Chapter 6: To Be or Not to Be
"Did you hear the part when he took that old woman hostage?" a coworker asked his friend.
His friend's lopsided head slowly nods. "Yeah, that was fucking scary."
"I saw the whole thing myself. Yesterday, I was at a conference when..."
Exciting stories turn into thick sand as Holden tunes out his companions and retreats to his small desk.
While listening to Led Zeppelin on his iPod, Holden stares at his Apple laptop. The demolished screen reveals notes regarding the release date of Thomas Wakeman's novel, 13 Summers Ago. Many readers claim the book paints an authentic portrait of romance in the early 1970s. It has a rousing plot, memorable characters, and a complex ending.
Initially, Holden wanted to read it. He went to Barnes & Noble, bought the book with his credit card, and flip through it in his college dorm room. But once he scanned through the third chapter, Holden believed it was the worst book he had ever read.
The protagonist Becky Sanders is a whiny teenager who shows little respect for her friends and dying mother. She has no hobbies or personality. All she cares about is graduating high school she can act like an adult. In the first chapter, Becky describes herself as an "awkward mess" and yet she attracts the attention of boys.
She crushes hard on a nineteen-year-old bad boy, while actively ignoring her compassionate best friend Miles Lincoln. Not to mention the dialogue felt forced. Staring at the screen, Holden saves his notes and shuts off his laptop. After he finishes his email to Albert, Holden will throw away the book before his kleptomaniac roommate sees it.
Phones jerk their receivers, as new writers demand to talk to their literary agents. Clacking keyboards and condescending voices did nothing to calm Holden's mind. Ancient music fades like a sun descending under the skyscrapers. He massages the intense pain on his forehead until Holden sees Thomas Wakeman walking towards Mrs. Grenwood's office.
His gluttonous body makes his striped shirt look small. Long creases ruin his pair of light brown khaki pants, while crumpled leaves sprinkle his penny loafers. How his book became a national bestseller is beyond Holden. Despite this, Holden made sure his manuscript is ready so it would land in the New York Times Book List.

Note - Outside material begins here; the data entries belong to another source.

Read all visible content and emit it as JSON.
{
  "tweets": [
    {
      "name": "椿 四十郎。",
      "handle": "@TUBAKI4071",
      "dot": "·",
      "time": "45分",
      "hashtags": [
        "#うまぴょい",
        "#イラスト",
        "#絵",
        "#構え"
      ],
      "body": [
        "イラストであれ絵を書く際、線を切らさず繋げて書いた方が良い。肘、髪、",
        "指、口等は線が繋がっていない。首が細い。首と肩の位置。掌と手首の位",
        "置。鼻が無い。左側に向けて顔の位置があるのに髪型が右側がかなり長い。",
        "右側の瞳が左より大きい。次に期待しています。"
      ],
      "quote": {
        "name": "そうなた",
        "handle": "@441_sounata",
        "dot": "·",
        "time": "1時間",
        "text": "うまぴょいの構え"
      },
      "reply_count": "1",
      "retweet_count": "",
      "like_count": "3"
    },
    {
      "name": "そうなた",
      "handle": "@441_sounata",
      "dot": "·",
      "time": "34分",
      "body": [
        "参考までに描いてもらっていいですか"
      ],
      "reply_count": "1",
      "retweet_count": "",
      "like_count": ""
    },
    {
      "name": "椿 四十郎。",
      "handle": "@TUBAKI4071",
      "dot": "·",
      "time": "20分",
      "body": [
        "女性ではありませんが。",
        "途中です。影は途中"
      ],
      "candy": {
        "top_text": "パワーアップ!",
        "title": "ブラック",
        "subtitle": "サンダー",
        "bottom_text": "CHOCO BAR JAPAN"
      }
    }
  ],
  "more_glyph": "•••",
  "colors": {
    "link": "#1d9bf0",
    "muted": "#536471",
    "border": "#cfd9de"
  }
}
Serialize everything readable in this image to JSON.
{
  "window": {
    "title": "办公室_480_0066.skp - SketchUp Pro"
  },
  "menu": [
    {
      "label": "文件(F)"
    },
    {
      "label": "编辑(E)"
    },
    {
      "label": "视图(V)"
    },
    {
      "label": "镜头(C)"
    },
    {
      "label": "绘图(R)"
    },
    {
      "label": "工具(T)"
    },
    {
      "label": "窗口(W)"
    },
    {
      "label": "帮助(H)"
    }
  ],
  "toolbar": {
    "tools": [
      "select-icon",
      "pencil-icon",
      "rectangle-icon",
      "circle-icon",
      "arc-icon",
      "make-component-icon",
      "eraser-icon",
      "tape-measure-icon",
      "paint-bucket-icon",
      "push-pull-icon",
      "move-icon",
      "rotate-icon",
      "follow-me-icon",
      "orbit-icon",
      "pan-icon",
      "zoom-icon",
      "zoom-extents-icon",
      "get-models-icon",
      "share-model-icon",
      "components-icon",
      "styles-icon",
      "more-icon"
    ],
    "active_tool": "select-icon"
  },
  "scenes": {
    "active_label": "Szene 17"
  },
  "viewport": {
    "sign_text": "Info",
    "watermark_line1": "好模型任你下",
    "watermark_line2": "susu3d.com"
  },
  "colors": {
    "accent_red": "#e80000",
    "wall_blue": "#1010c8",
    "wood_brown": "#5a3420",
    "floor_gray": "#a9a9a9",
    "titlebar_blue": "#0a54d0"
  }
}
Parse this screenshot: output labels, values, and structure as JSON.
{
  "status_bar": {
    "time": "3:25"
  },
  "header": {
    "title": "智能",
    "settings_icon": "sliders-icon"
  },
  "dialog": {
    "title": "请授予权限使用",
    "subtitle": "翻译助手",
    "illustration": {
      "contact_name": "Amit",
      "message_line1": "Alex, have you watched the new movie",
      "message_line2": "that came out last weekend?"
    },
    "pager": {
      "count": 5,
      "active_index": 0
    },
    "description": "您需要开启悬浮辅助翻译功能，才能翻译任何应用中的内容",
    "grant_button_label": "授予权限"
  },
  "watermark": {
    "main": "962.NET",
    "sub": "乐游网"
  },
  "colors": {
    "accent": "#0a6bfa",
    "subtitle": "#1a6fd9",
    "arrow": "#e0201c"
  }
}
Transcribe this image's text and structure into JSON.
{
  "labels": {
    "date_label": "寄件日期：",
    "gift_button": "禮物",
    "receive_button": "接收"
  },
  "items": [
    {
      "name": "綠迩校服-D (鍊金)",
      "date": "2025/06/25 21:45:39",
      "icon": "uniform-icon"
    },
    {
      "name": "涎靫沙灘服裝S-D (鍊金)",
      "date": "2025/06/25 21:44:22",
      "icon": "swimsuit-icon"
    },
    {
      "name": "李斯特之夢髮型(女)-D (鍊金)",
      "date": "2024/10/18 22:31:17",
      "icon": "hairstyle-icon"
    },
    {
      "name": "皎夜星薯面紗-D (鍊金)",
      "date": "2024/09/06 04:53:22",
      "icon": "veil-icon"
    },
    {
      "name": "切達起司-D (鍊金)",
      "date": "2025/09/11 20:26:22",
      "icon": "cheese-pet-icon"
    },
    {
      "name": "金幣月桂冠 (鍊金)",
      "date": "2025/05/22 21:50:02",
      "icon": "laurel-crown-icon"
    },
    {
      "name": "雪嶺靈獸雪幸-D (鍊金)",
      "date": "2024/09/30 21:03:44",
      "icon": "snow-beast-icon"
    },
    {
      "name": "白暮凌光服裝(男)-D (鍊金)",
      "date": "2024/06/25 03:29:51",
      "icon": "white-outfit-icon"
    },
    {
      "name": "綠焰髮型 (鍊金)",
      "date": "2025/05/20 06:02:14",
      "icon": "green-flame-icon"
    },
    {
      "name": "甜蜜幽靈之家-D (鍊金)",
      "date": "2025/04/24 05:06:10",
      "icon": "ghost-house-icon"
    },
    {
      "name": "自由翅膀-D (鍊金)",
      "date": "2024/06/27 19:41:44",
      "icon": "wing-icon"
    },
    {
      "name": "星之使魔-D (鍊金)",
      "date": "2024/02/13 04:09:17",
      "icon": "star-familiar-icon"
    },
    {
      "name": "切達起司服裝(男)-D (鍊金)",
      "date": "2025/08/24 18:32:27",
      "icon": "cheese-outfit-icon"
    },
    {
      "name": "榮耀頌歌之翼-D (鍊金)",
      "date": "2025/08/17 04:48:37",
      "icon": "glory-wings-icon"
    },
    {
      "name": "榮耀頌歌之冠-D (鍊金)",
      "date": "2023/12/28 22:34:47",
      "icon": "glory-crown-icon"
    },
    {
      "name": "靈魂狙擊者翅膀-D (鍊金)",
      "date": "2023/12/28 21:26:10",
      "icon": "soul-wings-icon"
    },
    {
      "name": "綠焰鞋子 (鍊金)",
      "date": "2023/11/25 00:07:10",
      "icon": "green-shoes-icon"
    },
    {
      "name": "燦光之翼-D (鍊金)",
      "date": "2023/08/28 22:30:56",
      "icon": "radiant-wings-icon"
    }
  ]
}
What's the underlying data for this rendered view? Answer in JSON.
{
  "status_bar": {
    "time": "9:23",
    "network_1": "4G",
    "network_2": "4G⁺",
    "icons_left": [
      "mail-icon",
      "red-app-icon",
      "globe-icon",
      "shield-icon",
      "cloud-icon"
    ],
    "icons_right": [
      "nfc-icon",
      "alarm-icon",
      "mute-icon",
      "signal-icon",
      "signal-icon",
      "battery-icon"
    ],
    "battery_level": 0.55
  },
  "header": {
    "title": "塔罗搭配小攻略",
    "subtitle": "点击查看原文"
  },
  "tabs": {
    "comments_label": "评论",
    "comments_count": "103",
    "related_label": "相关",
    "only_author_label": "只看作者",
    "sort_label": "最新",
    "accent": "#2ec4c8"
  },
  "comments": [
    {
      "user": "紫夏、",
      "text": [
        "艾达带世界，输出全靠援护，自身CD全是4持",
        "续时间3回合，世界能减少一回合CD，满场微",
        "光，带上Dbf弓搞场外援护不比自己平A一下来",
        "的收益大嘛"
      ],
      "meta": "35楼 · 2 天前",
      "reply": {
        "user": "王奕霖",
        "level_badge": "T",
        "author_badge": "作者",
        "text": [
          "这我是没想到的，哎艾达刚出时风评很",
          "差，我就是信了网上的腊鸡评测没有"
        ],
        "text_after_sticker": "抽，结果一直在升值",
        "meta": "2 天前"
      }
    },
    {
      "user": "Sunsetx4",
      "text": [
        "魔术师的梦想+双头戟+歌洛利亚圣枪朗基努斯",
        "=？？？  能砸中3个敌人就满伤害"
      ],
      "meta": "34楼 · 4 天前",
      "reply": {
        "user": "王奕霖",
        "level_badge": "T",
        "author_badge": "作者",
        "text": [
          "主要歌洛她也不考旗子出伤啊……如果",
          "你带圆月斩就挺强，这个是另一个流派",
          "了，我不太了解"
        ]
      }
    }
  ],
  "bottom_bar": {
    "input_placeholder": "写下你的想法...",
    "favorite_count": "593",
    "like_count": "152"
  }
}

Lately, the company has been going slow. Although Simon & Schuster heralded bestselling memoirs, novels, and recipes, the literary community often got bored with reading the same material. So until the staff answers their clients' calls, Mrs. Grenwood cut their bonuses in half.
After Holden hands in Albert's draft to his boss, he sent a voicemail to Jaime Hearst about her short story and decides to take a break. So, at around 12:45 p.m., he stuffs his iPod in his bag, approaches his boss's door, and gives it a knock.
"Come in." a deep voice croaked.
Holden enters the scarcely small office to see Mrs. Grenwood and Thomas Wakeman conversing with each other. Grayish-brown locks conceal Mrs. Grenwood's bony shoulders. She buttons her white blouse close to her giraffe-like neck.
"Hello there, young man."
Holden presses his lips together. There is nothing he hates more than being called "young man." Still, he swallows his pride and forces a smile.
"Hello, sir." Holden welcomed. "What brings you here?"
"We were just discussing the arrangements for my first TV interview with CBS." Thomas Wakeman grinned.
"Really? That sounds good." Holden remarks. "Is it about your book?"
Thomas's smile widen. "Yeah, have you read it?"
"What did you like about it?" asked Thomas.
Holden glances at Mrs. Grenwood who angrily shakes her head. "I doubt you want to hear my opinion, sir."
"Oh, but I do." Thomas leans in the back of his chair to observe Holden's face. "What do you like about the novel?"
"Honestly." Holden sighed, "I thought the book is horseshit, sir."
His boss drops her jaw in shock, while Thomas's cheery expression vanishes.
"The writing sucks, the plot is predictable, and your character is a horrible person," Holden went on. "She's a fourteen-year-old idiot who cares about no one. Fuck, Becca is even seeing a boy five years older than her."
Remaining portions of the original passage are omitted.